The health and wellbeing coach said once Nigel had completed his programme, “On our last call Nigel told me he had surprised Wendy by setting the table while she went out to collect their evening meal, something he hadn’t done in years. He was so proud of himself, and this was truly a testament to all the progress he had made over the 12 weeks as he was finally able to stand for long enough to do so. It has genuinely been a pleasure to be a part of Nigel’s journey and watch his confidence grow each week. I have no doubt this progress will continue and good luck to Nigel and Wendy as they embark on this exciting new chapter!”

Nigel also shared his thoughts following the programme, “I am so pleased to have this opportunity to say formally how much we have appreciated the support of N and R.

I have already cut down on the amount of paracetamol I have been taking so, on good days, if I have forgotten to take a dose on time, I now leave them out rather than taking them late and adjusting the timing of later doses.

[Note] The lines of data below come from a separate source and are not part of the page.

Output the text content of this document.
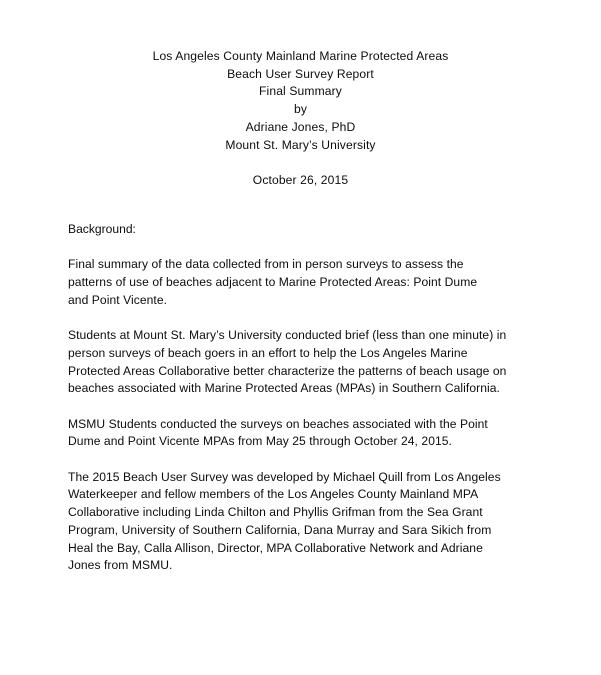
Los Angeles County Mainland Marine Protected Areas
Beach User Survey Report
Final Summary
by
Adriane Jones, PhD
Mount St. Mary’s University
October 26, 2015
Background:
Final summary of the data collected from in person surveys to assess the
patterns of use of beaches adjacent to Marine Protected Areas: Point Dume
and Point Vicente.
Students at Mount St. Mary’s University conducted brief (less than one minute) in
person surveys of beach goers in an effort to help the Los Angeles Marine
Protected Areas Collaborative better characterize the patterns of beach usage on
beaches associated with Marine Protected Areas (MPAs) in Southern California.
MSMU Students conducted the surveys on beaches associated with the Point
Dume and Point Vicente MPAs from May 25 through October 24, 2015.
The 2015 Beach User Survey was developed by Michael Quill from Los Angeles
Waterkeeper and fellow members of the Los Angeles County Mainland MPA
Collaborative including Linda Chilton and Phyllis Grifman from the Sea Grant
Program, University of Southern California, Dana Murray and Sara Sikich from
Heal the Bay, Calla Allison, Director, MPA Collaborative Network and Adriane
Jones from MSMU.
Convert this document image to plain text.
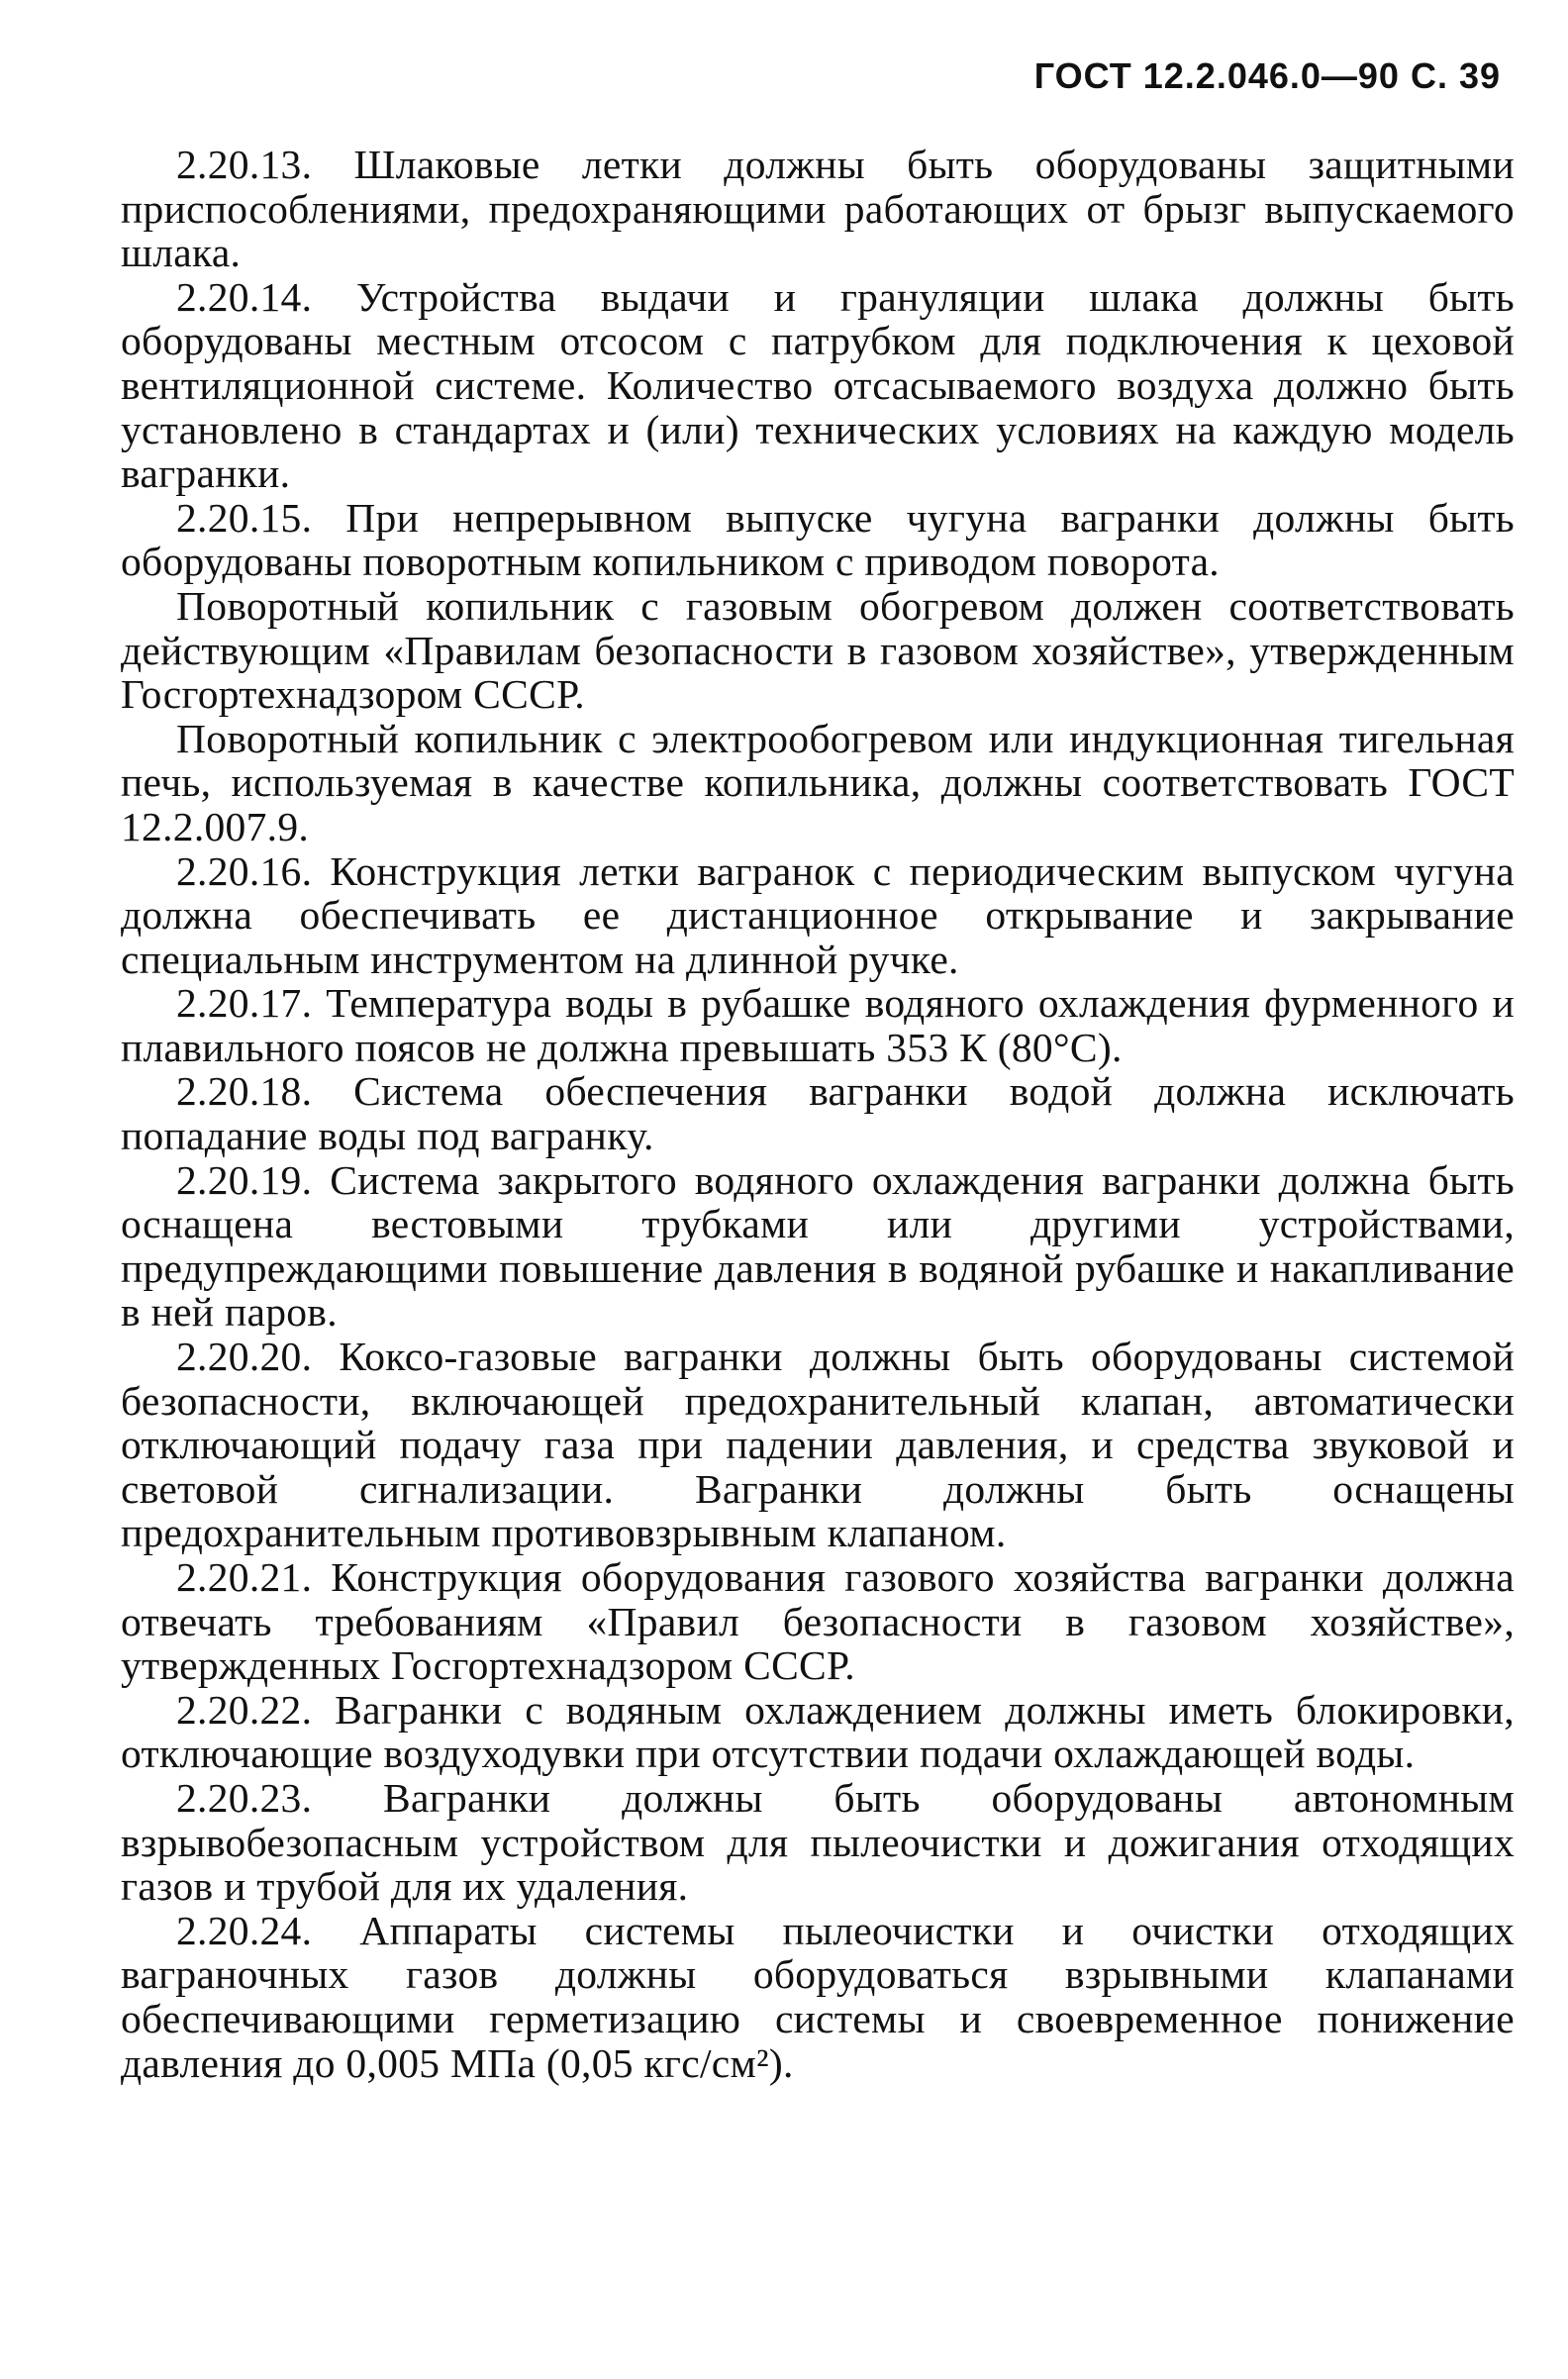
ГОСТ 12.2.046.0—90 С. 39

2.20.13. Шлаковые летки должны быть оборудованы защитными приспособлениями, предохраняющими работающих от брызг выпускаемого шлака.

2.20.14. Устройства выдачи и грануляции шлака должны быть оборудованы местным отсосом с патрубком для подключения к цеховой вентиляционной системе. Количество отсасываемого воздуха должно быть установлено в стандартах и (или) технических условиях на каждую модель вагранки.

2.20.15. При непрерывном выпуске чугуна вагранки должны быть оборудованы поворотным копильником с приводом поворота.

Поворотный копильник с газовым обогревом должен соответствовать действующим «Правилам безопасности в газовом хозяйстве», утвержденным Госгортехнадзором СССР.

Поворотный копильник с электрообогревом или индукционная тигельная печь, используемая в качестве копильника, должны соответствовать ГОСТ 12.2.007.9.

2.20.16. Конструкция летки вагранок с периодическим выпуском чугуна должна обеспечивать ее дистанционное открывание и закрывание специальным инструментом на длинной ручке.

2.20.17. Температура воды в рубашке водяного охлаждения фурменного и плавильного поясов не должна превышать 353 К (80°С).

2.20.18. Система обеспечения вагранки водой должна исключать попадание воды под вагранку.

2.20.19. Система закрытого водяного охлаждения вагранки должна быть оснащена вестовыми трубками или другими устройствами, предупреждающими повышение давления в водяной рубашке и накапливание в ней паров.

2.20.20. Коксо-газовые вагранки должны быть оборудованы системой безопасности, включающей предохранительный клапан, автоматически отключающий подачу газа при падении давления, и средства звуковой и световой сигнализации. Вагранки должны быть оснащены предохранительным противовзрывным клапаном.

2.20.21. Конструкция оборудования газового хозяйства вагранки должна отвечать требованиям «Правил безопасности в газовом хозяйстве», утвержденных Госгортехнадзором СССР.

2.20.22. Вагранки с водяным охлаждением должны иметь блокировки, отключающие воздуходувки при отсутствии подачи охлаждающей воды.

2.20.23. Вагранки должны быть оборудованы автономным взрывобезопасным устройством для пылеочистки и дожигания отходящих газов и трубой для их удаления.

2.20.24. Аппараты системы пылеочистки и очистки отходящих ваграночных газов должны оборудоваться взрывными клапанами обеспечивающими герметизацию системы и своевременное понижение давления до 0,005 МПа (0,05 кгс/см²).
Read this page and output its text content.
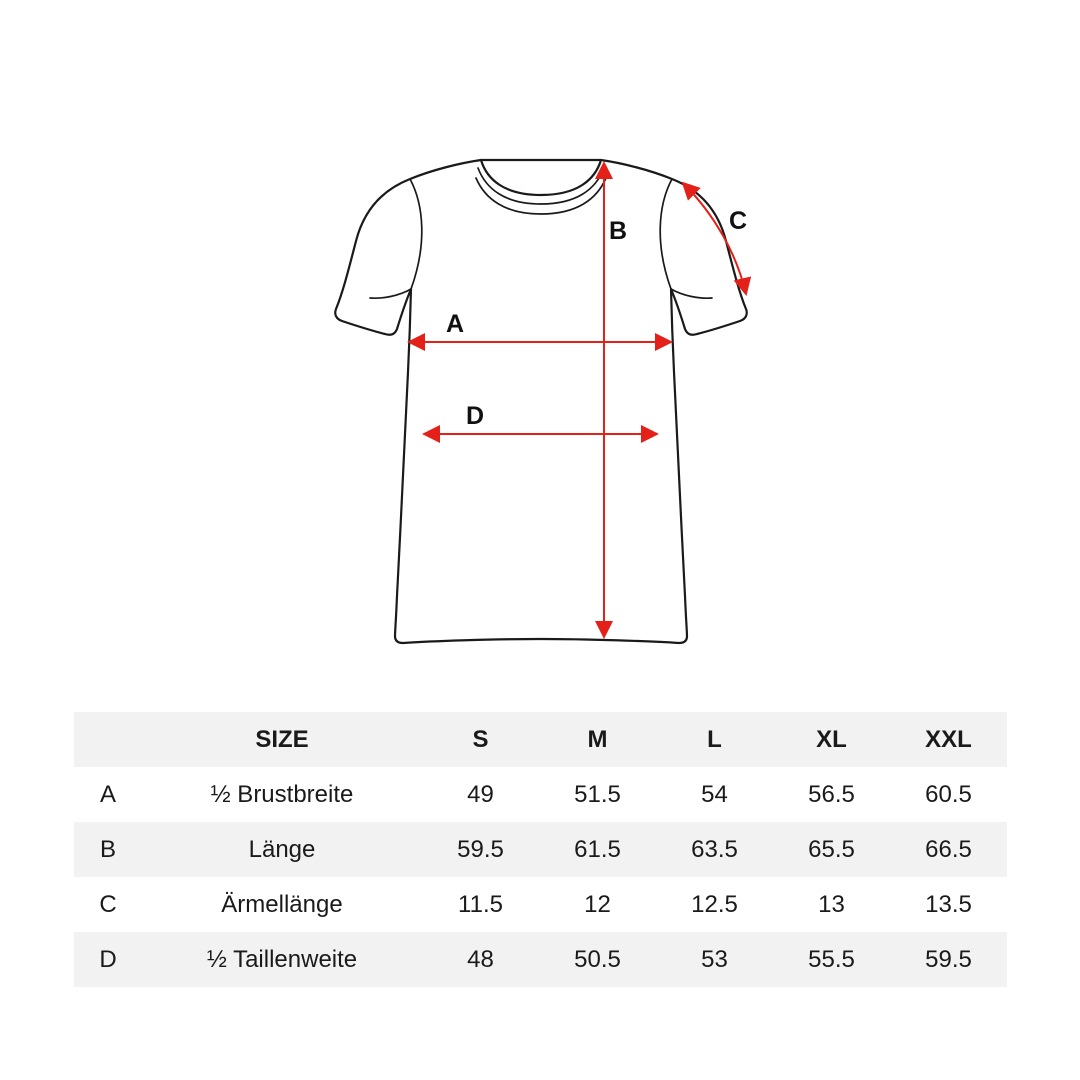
A
B	C
D
	SIZE	S	M	L	XL	XXL
A	½ Brustbreite	49	51.5	54	56.5	60.5
B	Länge	59.5	61.5	63.5	65.5	66.5
C	Ärmellänge	11.5	12	12.5	13	13.5
D	½ Taillenweite	48	50.5	53	55.5	59.5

The weekly phone consultations with N and R, have been something we have both looked forward to.  We have been able to discuss things openly with you both, getting helpful advice when I have experienced problems (“don’t beat yourself up about it” has become our new mantra), and superb encouragement with even a tiny success.

My improved PSEQ score was a lovely surprise after such a short time, for which I thank you both. I feel so much more positive, confident, and forward-looking. Yes, I must continue to work at this constantly, but the rewards far outweigh the effort needed.  I now feel that I am in control of my pain, it doesn’t control me, and it’s a wonderful feeling. A huge thank you from both of us for opening a new chapter in our lives.”

Understanding the data

The PSEQ (Patient Self Efficacy Questionnaire) scores which have been mentioned throughout this study are a benchmark to determine improvements throughout the programme, measuring a patients’ confidence levels in managing their pain.

Patients score themselves from 0 (not at all confident) to 6 (completely confident) against range of criteria. This is then translated to a score of between 0 and 60, where a score of 40 or above shows the patient as confident in managing their pain. For this reason, it’s always great whenever we have a patient leave the programme with a score above 40 as it shows they are more likely to self-manage long-term.

Nigel’s case demonstrates how PSEQ score is not an indicator or reflective of the patients’ physical capabilities but shows how confident they feel about moving forward in life despite their pain.

Nigel began the programme with a score of 12/60, and after several weeks this was improved to a score of 27/60.

By the end of the programme, he scored 55/60. It is important to note that scores are individual benchmarks, and every patient is different. While our goal is always to maximise this score, we also want to ensure that the patient feels their objectives have been met. In this instance, we feel Nigel and Wendy have reached their objectives, alongside a very positive outcome in their PSEQ score.

Nigel and Wendy have given permission to use their names and relevant information for the purpose of this publication.